Besides which, to be fair, what else could Clinton have said in answer to Russert’s question? It would have been both politically foolish and intellectually dishonest of her to cast, in effect, an up-or-down vote on an incredibly complex (and controversial) issue, to respond with the simple “yes” or “no” that is, apparently, the only answer that would mollify Russert and the other candidates. (Just as it would have been foolish and disingenuous of her to “pledge to the American people that Iran will not develop a nuclear bomb while you are president,” as Russert was trying to coax her into doing earlier in the debate.) If anything, Clinton fell victim last night to the Kerry Trap: she was offering nuance in a forum that rewards sound bites. She was giving a gray-shaded answer to a question that seemed designed to trap her in its black-and-white bars—essentially, to turn all the predictions about the debate being Obama’s Night into self-fulfilling prophesies.
And speaking of, what did Obama have to say about the driver’s license issue?
OBAMA: Well, I was confused on Senator Clinton’s answer. I can’t tell whether she was for it or against it, and I do think that is important. You know, one of the things that we have to do in this country is to be honest about the challenges that we face. Immigration is a difficult issue. But part of leadership is not just looking backwards and seeing what’s popular, or trying to gauge popular sentiment. It’s about setting a direction for the country, and that’s what I intend to do as president.
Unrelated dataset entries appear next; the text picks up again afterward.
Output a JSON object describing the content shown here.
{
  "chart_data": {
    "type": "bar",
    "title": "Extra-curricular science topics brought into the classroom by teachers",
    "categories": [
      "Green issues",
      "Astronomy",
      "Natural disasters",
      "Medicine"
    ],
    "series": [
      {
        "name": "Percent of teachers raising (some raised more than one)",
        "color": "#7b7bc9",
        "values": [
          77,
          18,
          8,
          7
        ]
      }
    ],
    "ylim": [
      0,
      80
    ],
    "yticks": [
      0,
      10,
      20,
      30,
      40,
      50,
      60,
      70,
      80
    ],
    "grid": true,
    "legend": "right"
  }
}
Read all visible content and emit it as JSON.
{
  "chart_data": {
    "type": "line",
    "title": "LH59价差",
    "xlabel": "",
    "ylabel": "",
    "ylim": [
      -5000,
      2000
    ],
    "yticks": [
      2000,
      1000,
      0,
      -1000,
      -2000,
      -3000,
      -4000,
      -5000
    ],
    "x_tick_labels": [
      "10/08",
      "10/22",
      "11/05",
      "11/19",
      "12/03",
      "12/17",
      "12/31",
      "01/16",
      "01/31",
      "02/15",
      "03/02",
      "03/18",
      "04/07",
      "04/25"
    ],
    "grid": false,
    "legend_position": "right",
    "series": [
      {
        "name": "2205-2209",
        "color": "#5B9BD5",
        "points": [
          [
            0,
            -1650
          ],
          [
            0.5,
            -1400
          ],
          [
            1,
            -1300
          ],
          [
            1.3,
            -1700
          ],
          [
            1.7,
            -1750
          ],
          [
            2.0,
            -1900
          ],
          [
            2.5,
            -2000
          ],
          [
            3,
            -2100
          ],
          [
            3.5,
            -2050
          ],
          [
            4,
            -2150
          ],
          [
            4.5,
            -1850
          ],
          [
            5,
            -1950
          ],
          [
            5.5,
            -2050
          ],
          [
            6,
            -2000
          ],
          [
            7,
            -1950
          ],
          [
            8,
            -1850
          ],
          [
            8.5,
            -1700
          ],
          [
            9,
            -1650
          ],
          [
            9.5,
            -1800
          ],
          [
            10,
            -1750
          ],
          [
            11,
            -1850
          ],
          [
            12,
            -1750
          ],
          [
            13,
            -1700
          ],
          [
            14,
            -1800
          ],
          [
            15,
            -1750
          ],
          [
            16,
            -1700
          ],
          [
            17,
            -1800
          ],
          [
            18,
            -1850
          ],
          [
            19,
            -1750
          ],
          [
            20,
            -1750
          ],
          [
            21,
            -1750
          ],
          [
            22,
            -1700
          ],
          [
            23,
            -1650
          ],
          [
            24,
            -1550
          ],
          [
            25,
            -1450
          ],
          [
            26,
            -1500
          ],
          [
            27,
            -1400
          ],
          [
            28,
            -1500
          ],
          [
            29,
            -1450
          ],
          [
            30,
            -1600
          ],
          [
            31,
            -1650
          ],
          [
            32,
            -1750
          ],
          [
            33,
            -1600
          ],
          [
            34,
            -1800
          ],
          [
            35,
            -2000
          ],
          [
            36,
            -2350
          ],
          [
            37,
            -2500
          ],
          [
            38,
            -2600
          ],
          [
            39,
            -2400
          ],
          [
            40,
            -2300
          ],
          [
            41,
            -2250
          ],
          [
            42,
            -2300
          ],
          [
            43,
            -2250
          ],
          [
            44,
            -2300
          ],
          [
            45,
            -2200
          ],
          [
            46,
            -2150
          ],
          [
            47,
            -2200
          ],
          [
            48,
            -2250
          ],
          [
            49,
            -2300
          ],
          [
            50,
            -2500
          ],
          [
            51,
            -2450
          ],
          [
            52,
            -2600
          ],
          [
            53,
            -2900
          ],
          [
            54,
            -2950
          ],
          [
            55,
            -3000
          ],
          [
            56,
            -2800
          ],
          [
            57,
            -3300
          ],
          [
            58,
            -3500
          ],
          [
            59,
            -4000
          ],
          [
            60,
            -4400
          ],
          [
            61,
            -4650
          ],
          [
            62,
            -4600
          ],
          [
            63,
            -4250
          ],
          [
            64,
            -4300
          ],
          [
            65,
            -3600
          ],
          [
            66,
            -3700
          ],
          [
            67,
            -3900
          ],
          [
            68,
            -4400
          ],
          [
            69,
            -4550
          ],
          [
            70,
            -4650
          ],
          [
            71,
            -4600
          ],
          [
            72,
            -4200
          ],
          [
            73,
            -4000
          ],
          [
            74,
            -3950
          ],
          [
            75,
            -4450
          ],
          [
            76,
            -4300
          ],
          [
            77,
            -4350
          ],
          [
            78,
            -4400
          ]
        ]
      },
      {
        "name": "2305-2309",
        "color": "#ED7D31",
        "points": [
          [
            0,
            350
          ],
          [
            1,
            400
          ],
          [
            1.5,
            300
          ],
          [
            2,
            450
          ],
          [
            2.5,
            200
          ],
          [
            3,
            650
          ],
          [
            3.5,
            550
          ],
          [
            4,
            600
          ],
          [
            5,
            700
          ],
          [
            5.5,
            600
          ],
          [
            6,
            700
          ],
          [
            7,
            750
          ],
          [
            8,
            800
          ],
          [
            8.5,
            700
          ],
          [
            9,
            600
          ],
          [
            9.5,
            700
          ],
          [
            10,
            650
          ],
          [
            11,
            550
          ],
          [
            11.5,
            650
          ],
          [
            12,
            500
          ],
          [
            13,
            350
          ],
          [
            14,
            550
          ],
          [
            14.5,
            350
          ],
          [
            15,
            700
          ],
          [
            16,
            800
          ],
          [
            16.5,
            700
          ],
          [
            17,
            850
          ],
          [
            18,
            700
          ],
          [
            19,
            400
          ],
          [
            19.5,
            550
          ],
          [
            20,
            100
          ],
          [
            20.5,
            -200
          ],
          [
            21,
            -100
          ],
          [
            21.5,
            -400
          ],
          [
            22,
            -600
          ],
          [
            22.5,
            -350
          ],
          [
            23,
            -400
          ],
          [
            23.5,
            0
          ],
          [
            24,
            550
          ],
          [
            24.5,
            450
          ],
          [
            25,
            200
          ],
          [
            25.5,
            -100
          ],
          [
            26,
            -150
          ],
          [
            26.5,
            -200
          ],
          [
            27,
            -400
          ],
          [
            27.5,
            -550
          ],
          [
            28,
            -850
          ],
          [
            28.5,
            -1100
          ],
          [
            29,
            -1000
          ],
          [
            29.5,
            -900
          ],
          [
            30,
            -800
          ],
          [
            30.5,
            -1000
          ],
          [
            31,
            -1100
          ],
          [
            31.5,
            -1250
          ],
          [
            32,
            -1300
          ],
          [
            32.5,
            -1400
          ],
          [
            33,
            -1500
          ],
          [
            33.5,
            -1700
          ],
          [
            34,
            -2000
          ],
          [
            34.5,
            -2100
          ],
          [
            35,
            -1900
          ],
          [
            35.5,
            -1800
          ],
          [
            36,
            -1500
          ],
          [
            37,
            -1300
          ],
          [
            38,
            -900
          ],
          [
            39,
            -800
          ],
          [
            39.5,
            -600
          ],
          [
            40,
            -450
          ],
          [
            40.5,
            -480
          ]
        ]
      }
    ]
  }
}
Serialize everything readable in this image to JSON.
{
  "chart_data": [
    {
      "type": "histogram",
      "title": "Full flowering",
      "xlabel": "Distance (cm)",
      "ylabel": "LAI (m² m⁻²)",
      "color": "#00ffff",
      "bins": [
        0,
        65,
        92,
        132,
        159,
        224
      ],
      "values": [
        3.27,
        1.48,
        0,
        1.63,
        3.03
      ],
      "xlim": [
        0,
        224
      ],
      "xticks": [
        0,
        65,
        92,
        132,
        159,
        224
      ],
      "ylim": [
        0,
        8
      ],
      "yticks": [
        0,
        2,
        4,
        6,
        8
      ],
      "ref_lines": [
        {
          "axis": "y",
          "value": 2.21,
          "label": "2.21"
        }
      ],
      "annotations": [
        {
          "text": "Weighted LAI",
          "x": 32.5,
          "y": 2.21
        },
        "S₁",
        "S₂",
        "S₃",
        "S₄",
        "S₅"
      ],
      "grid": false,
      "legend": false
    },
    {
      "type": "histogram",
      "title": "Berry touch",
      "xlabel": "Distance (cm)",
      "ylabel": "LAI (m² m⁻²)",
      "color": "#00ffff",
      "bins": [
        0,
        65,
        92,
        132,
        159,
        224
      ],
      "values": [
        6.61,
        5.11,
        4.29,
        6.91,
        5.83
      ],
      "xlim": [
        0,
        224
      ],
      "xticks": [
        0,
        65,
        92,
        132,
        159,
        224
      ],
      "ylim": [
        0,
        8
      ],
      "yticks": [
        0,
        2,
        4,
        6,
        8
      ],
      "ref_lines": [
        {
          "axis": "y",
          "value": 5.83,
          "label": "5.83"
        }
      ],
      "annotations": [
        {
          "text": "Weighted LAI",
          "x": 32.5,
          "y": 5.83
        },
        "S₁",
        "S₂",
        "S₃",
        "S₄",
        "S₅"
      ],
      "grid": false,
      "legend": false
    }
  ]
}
WILLIAMS: Are you for it or against it?
OBAMA: I think that it is a — the right idea. And I disagree with Chris, because there is a public safety concern. We can make sure that drivers who are illegal come out of the shadows, that they can be tracked, that they are properly trained, and that will make our roads safer. That doesn’t negate the need for us to reform illegal immigration.
Which seems more evasive than Clinton’s answer. But never mind.
It’s one thing—and, of course, a good thing—to be calling out candidates when they’re being less than straightforward about their stances on important issues. But it’s another to be selective in doing so. Last night’s debate brought an unfortunate spin to the term “pack journalism”: reporters and candidates alike seemed on the prowl when it came to Clinton. (Indeed, it was hard not to picture, both during and after the debate, Discovery Channel footage of a pack of hungry lions stalking a gazelle.) But Clinton generally evaded the traps set out for her. Blog bloviation notwithstanding, last night was by no means her Dean Scream.